The film’s greatest deviation from the novel is in its conception of Barlow the vampire. Hooper has opted to make Barlow a homage to Max Shreck’s ‘Nosferatu’; he is no longer the pretentious, condescending orator of the book: Straker is now his mouthpiece. Barlow’s entrance is another unexpected shocker, but his appearance gains the story little more than monster-make up, but nevertheless a strong defining image. It is at its best when Barlow invades an ordinary domestic dinner scene.

In many ways, ‘Salem’s Lot’ is a successful King adaptation. Despite its TV conventions, ‘Salem’s Lot’ manages some rawness, black humour and shocks; it is at least scary and atmospheric and has aged better than the televised and fondly remembered version of ‘It’. It is a long way down from here to ‘The Lost Boys’. There is no vampire sub-genre deconstruction as in Romero’s ‘Martin’, but ‘Salem’s Lot’s greatest strength is in allowing the vampires the greater visual set-ups and juxtapositioning them against the otherwise naturalistic framing. Vampires sitting in rocking chairs and coming to life on autopsy tables will still provide the delights for genre fans.

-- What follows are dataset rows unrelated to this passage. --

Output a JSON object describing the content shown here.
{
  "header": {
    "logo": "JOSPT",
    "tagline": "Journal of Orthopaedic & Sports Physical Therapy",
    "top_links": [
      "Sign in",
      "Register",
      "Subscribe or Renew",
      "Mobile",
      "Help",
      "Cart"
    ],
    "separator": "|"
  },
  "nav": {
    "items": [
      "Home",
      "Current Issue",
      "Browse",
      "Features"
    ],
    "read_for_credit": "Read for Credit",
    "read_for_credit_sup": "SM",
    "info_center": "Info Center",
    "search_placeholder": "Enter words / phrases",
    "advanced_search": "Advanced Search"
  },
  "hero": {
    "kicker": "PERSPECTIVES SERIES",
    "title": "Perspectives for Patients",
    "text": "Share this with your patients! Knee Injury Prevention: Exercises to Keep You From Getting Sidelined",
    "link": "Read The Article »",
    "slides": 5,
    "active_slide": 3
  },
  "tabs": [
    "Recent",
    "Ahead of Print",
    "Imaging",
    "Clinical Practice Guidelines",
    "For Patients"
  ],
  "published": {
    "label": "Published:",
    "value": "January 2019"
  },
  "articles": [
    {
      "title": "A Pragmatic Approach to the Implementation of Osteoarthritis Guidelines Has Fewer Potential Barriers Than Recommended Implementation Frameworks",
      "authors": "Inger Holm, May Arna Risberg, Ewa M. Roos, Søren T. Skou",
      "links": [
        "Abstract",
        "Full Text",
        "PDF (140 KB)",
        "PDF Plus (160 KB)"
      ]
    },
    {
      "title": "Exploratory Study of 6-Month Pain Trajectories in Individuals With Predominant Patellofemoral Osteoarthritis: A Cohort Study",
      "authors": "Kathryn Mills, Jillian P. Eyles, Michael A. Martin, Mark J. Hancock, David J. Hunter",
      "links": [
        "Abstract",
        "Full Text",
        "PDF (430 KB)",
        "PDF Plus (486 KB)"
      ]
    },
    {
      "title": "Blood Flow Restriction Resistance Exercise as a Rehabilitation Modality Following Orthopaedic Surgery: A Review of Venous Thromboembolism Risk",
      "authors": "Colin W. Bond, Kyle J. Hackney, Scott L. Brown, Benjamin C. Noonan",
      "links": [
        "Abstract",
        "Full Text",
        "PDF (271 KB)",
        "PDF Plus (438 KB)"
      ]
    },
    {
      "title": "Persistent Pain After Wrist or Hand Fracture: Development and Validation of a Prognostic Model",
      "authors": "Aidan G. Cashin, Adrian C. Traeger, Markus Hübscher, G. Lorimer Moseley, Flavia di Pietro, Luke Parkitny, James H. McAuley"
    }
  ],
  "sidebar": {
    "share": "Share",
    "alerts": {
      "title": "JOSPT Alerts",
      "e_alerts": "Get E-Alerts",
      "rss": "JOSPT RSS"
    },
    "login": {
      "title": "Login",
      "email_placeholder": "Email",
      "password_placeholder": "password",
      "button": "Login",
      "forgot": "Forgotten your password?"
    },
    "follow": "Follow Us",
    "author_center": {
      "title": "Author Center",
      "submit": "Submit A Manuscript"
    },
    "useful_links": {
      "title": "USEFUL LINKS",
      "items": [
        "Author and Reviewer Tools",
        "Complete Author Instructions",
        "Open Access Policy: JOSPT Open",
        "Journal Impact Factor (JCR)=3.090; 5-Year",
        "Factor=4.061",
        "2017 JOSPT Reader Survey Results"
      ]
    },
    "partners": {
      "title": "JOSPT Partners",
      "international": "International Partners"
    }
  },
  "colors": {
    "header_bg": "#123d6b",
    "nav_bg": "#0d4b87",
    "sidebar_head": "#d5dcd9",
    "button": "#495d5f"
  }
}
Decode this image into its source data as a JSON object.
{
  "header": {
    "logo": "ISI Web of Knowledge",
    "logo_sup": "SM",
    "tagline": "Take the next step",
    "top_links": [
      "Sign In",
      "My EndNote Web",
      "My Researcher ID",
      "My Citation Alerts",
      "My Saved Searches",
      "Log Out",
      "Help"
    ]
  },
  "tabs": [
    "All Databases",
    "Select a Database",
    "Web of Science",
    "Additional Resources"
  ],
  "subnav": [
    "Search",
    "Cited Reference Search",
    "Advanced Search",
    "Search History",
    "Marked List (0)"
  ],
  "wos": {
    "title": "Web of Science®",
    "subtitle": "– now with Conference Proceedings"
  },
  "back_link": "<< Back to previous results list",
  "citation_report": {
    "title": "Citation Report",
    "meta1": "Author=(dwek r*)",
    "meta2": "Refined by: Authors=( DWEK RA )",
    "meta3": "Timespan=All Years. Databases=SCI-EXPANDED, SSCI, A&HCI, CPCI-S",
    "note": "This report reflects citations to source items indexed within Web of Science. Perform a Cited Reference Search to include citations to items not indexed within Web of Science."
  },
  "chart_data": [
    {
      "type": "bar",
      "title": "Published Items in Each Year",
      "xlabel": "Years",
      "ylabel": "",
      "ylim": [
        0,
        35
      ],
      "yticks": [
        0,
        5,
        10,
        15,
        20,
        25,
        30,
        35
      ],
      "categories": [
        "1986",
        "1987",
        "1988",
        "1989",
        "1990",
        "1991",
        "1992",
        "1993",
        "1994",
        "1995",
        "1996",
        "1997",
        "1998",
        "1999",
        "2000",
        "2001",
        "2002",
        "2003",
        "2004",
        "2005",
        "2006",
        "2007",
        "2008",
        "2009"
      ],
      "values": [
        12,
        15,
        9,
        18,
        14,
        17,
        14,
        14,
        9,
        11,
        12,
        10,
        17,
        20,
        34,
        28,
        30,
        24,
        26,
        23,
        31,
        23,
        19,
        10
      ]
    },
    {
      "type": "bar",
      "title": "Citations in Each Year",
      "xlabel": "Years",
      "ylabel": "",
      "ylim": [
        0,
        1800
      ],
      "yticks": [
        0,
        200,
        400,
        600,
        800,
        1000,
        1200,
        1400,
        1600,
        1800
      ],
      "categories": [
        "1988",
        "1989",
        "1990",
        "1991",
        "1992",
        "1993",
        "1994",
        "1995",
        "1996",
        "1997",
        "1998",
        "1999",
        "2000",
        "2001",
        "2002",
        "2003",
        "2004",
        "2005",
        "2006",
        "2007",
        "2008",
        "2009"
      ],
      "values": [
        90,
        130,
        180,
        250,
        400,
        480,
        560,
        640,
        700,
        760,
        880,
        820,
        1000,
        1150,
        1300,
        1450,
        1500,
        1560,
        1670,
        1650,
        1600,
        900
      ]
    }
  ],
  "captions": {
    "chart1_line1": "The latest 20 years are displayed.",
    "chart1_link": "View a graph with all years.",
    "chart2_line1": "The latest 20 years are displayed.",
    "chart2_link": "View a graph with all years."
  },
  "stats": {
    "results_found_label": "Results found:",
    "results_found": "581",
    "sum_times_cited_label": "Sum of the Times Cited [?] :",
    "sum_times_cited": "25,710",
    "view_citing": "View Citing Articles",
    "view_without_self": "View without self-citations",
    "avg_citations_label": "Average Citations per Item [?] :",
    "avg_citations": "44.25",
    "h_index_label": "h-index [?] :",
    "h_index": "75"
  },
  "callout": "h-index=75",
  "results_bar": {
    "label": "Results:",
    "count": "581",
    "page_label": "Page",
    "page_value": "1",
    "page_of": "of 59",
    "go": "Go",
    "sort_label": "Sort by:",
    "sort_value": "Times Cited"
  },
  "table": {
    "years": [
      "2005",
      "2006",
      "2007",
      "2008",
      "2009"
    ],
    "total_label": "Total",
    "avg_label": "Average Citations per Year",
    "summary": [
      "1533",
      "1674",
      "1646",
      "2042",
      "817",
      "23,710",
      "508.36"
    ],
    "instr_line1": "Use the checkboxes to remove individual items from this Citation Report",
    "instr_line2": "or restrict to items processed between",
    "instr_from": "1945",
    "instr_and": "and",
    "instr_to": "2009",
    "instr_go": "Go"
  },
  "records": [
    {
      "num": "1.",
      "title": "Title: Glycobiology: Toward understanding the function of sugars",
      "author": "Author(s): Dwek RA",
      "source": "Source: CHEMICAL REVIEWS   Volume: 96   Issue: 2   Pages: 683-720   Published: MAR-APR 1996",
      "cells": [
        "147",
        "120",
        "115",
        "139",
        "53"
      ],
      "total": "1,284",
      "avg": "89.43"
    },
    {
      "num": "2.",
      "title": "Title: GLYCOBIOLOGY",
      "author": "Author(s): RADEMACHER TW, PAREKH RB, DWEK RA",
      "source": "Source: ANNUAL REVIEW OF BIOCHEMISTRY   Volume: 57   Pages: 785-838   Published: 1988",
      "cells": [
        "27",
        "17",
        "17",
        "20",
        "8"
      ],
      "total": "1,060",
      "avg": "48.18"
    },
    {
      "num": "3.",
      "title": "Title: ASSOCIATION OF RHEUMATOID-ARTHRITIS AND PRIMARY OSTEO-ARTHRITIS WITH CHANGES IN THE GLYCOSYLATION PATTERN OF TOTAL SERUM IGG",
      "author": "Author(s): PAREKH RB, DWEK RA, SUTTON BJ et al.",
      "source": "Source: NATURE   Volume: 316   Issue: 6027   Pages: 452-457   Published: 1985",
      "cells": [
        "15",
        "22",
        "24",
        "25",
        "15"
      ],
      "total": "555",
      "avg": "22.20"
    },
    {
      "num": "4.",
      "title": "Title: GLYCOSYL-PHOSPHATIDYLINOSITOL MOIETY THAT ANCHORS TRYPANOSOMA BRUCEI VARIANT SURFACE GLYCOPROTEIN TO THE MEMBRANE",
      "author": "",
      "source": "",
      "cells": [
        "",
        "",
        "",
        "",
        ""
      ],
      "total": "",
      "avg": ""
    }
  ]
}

·        - Larry Cohen made A Return to Salem’s Lot, another television horror in 1987, but its relationship to the original novel and film was highly tenuous.
·        - Stephen King’s anthology ‘Night Shift’ contains a short story that vaguely follows up ‘Salem’s Lot’ called ‘One for the Road’. Typical of the collection, it is a slight, only mildly satisfying short.


[1]               Peter Nicholls,  Fantastic Cinema: an illustrated survey, (Ebury Press, London, 1984) pg. 145.
2               Kim Newman, Nightmare Movies: a critical guide to contemporary horror films, (Harmony Books, New York, 1988) pg. 54.